Human epidermal growth factor receptor 2 (HER2; ERBB2) has been shown to induce oncogenesis in several cancers, particularly breast and gastric cancers. HER2 is estimated to be overexpressed in ~20% of all breast cancers, and outcomes for these breast cancers were poor before HER2-targeted therapies[1]. Our understanding of mechanisms by which HER2 drives tumor growth and metastasis led to one of the first targeted therapies for treating HER2+ breast cancers. Here we highlight what is known about HER2 and oncogenesis. and how this information can be applied to the development of new targeted therapies.
Gene amplification of the ERRB2 oncogene is one of the most common genetic defects detected in HER2+ tumors and typically causes overexpression of HER2 at the cell membrane[2]. HER2 proteins more readily dimerize with other HER2 proteins to form homodimers or with other ERRB members to form heterodimers. These complexes induce oncogenic signaling cascades, including MAPK and PI3K/AKT/mTOR, which cause cellular proliferation, angiogenesis, and resistance to apoptosis[3]. Due to the dominant role of HER2 in breast cancer, anti-HER2 antibodies were developed as one of the first targeted therapies. In 2006, clinical trial results of breast cancer patients treated with the anti-HER2 antibody trastuzumab showed significant improvements in progression-free survival and overall survival[4],[5]. Unfortunately, ~20-25% of metastatic breast cancer patients develop resistance to anti-HER2 therapies. More recent studies have focused on engineering new forms of anti-HER2 antibodies or developing HER1/2 inhibitors that can be used alone or in combination with other targeted therapies.
The current standard of care for HER2+ breast cancer includes chemotherapy with adjuvant HER2-targeted therapies and endocrine therapy as indicated. Advances in targeted therapies are further improving treatment protocols. The next-generation anti-HER2 monoclonal antibody margetuximab targets the same HER2 epitope as trastuzumab and is modified in its Fc domain to improve antibody-dependent cellular cytotoxicity.[6] Margetuximab was approved by the FDA in December 2020 for the treatment of metastatic breast cancer in patients who had received prior HER2 therapies[7]. Two different bispecific antibodies have also been developed and are in clinical trials: ZW25 is a bispecific antibody that targets two different HER2 epitopes, and PRS-343 is a bispecific antibody that targets a HER2 epitope and the 4-1BB costimulatory immunoreceptor[8]. Bispecific antibodies are under development for breast cancer and other cancers because they exploit the property that antibodies have two epitope binding sites and can be engineered to better target a single molecule or crosslink multiple molecules, like HER2 and immune checkpoint molecules.
Antibody-drug conjugates have also been evaluated as novel therapeutics that target HER2. Trastuzumab deruxtecan is an anti-HER2 antibody conjugated to a cytotoxic payload that is linked by a cleavable drug linker[9]. This treatment has been recently approved by the FDA and it shows superior targeting of cytotoxic drugs to HER2+ tumor cells and shows efficacy on individuals who have been treated previously with anti-HER2 mAbs.

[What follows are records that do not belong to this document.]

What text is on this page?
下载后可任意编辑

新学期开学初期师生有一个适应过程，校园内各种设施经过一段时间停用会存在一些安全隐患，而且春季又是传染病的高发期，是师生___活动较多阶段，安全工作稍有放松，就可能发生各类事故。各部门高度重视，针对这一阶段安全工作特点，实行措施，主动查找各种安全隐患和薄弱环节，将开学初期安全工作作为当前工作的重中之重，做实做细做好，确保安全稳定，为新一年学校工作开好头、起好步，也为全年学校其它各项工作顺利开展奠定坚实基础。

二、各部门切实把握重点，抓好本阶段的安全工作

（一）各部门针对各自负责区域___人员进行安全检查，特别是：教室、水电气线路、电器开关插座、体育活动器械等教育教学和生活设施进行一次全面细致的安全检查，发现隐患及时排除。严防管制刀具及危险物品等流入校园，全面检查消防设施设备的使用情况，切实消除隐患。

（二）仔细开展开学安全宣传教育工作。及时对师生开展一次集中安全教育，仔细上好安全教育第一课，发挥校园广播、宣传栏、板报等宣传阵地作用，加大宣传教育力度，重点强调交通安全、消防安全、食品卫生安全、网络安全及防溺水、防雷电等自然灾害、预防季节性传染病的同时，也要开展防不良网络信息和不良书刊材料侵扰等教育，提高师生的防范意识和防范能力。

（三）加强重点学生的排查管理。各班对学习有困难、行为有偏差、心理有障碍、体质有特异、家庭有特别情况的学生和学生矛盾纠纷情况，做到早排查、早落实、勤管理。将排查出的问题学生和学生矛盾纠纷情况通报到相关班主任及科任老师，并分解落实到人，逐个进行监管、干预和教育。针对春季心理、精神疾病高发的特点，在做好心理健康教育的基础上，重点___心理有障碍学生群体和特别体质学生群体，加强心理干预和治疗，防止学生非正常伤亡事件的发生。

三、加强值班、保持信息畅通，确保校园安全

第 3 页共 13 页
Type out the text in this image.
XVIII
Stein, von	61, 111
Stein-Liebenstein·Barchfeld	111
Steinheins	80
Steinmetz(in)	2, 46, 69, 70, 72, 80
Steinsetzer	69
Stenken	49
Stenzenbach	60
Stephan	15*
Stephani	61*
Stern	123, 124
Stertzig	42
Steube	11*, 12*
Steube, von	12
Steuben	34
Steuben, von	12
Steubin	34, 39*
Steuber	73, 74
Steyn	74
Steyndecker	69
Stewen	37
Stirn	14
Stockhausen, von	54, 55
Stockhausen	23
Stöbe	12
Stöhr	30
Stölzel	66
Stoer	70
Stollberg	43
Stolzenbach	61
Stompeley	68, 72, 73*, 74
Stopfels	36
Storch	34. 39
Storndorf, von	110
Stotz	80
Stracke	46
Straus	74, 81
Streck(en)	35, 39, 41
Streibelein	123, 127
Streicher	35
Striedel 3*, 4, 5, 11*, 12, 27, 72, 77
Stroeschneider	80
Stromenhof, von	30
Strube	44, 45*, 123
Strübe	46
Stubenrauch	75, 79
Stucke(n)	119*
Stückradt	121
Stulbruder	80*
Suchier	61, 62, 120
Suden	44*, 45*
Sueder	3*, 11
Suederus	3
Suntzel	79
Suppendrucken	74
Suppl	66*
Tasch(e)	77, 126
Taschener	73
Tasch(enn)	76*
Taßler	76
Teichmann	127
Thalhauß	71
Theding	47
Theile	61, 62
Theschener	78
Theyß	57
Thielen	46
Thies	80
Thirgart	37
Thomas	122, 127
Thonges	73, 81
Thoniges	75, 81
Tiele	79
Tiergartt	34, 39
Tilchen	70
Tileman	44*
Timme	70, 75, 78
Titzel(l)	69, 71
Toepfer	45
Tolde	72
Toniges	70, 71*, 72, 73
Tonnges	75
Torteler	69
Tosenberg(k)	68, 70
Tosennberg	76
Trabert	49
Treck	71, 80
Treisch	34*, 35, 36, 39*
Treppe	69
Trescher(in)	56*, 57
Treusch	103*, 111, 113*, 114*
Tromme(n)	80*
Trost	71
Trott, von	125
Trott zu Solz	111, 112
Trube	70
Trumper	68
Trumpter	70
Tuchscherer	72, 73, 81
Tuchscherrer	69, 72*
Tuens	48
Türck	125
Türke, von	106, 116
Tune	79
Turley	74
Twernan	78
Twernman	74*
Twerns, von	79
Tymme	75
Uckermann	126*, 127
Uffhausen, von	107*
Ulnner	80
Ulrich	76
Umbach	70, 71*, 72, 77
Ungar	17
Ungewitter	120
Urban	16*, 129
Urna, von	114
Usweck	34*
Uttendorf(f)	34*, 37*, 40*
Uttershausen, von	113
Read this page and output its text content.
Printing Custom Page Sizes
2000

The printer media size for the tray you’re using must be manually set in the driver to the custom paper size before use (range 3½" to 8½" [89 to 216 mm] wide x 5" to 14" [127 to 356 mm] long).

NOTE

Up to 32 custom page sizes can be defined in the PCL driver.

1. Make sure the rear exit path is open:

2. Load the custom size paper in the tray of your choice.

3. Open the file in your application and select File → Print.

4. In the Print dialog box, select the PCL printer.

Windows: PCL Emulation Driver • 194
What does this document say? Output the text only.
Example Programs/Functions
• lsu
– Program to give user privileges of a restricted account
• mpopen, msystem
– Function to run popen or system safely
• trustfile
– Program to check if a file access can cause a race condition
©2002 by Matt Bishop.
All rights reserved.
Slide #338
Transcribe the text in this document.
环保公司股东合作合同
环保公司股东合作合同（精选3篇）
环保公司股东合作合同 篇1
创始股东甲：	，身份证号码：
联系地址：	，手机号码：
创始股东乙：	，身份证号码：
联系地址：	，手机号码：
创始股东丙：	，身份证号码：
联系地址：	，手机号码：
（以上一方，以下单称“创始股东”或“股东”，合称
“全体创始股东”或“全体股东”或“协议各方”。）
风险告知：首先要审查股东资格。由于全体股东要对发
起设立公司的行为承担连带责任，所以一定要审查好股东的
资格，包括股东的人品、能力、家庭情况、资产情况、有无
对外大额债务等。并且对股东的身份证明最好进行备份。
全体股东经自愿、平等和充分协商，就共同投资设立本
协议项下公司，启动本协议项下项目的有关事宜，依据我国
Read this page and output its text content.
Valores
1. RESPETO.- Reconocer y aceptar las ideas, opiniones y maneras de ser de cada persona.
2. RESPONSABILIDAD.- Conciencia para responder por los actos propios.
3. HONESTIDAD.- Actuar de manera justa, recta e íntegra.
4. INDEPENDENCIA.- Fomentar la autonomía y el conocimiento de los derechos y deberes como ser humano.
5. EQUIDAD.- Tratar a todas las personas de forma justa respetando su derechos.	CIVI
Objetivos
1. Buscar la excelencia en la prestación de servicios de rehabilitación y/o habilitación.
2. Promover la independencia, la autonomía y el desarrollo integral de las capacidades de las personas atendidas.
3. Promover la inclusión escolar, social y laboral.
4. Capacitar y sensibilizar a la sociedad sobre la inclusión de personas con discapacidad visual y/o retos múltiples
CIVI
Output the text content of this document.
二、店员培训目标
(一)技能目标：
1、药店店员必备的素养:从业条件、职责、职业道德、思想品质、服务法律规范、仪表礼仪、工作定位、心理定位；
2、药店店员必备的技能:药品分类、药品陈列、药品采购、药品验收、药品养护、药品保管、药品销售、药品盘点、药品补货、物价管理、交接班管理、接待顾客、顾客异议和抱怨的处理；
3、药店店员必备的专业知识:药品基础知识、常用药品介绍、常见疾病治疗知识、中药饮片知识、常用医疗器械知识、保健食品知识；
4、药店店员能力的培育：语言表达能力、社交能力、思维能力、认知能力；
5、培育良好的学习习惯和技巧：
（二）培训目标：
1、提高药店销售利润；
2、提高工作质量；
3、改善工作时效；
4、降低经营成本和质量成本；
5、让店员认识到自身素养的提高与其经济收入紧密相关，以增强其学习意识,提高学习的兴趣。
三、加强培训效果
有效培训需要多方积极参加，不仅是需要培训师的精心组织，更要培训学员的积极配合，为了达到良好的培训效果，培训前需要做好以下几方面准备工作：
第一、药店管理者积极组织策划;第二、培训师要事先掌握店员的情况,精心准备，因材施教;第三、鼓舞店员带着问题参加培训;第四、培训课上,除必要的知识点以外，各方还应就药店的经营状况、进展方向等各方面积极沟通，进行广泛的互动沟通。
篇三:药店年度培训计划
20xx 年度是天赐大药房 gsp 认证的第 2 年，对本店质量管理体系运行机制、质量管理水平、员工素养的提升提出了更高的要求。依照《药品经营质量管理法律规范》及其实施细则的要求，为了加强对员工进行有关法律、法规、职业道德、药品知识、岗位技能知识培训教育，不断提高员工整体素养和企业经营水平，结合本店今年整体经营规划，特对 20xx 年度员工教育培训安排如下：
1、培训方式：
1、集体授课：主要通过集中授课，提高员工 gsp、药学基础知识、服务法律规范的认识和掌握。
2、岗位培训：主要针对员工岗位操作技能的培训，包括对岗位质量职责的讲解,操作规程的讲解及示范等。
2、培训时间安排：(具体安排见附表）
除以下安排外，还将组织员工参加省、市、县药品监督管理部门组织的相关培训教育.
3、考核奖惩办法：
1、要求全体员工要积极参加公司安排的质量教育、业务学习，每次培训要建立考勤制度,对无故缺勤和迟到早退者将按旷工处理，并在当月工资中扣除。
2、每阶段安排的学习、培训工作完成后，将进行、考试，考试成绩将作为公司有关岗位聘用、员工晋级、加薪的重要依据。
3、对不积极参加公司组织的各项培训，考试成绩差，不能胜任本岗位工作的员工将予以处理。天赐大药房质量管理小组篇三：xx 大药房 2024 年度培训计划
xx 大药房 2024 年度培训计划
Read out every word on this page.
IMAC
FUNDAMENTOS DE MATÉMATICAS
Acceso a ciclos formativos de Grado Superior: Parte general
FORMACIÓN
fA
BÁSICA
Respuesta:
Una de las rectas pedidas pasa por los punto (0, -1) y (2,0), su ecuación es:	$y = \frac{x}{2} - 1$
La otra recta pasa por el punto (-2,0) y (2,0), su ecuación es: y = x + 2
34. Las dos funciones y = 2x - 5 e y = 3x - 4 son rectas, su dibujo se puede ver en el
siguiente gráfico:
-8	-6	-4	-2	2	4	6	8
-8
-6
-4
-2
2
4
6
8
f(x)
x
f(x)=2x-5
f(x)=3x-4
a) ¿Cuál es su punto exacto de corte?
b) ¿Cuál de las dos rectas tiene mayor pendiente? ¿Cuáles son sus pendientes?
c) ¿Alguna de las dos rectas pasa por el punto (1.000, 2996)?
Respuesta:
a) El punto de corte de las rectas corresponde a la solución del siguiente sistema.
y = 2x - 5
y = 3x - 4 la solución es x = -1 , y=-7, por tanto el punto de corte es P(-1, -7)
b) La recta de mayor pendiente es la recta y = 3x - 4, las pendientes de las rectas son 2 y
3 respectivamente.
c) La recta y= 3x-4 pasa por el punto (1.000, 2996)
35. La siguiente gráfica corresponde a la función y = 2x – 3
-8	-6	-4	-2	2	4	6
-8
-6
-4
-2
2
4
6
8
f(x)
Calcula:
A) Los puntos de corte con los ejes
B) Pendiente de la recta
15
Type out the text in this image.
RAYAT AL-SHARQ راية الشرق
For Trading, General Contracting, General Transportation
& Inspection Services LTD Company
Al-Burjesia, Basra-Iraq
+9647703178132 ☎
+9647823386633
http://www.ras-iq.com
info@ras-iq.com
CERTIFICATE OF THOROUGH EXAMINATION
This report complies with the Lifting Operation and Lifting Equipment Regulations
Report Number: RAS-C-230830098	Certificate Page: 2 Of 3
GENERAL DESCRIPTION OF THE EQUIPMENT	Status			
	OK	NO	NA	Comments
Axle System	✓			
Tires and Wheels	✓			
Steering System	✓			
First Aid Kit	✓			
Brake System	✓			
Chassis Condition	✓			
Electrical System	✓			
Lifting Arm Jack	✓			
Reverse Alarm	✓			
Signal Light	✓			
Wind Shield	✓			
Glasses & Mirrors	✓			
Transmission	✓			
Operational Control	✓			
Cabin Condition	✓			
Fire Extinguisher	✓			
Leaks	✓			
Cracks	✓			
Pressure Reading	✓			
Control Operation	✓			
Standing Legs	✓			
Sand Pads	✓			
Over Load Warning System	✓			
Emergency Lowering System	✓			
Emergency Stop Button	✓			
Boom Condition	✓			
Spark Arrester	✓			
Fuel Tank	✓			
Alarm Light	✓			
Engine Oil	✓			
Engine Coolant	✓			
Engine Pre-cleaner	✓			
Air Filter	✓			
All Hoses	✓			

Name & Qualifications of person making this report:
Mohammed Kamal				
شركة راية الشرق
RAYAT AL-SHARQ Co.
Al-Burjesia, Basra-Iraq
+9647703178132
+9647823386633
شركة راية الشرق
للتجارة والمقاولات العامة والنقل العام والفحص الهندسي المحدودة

HER2-specific tyrosine kinase inhibitors have also been successful in treating HER2+ tumors, especially brain metastases because these drugs can cross the blood-brain barrier. Lapatinib, neratinib, pyrotinib, and tucatinib are four HER2-specific tyrosine kinase inhibitors used to treat HER2+ breast cancers. Lapatinib is an oral, irreversible small molecule HER1/HER2/HER4 TKI that was first approved in 2007 for the treatment of metastatic breast cancer[10]. Neratinib is a similar, orally available irreversible small molecule HER1/HER2/HER4 TKI that showed better efficacy against EGFR mutants and has been approved for use as an adjuvant therapy following trastuzumab treatment[11]. The development of resistance is also a problem for HER2-targeted TKIs, and pyrotinib is an experimental HER1/HER2/HER4 TKI under investigation as a potential new drug that is less prone to resistance[12]. Tucatinib is a TKI that is highly selective for HER2 approved for use in combination with trastuzumab and capecitabine in HER2+ breast and colorectal cancers, including patients with metastases and who have received previous anti-HER2 treatment[13].
HER2+ breast cancers continue to be challenging to treat due to resistance and metastasis. Combination therapies with antibodies and targeted inhibitors have dramatically improved survival in HER2+ breast cancer patients, but individuals who relapse continue to be faced with limited treatment options. New antibody-drug conjugates, bispecific antibodies, and targeted inhibitors are under investigation and hold the promise of better, more durable treatment options for patients.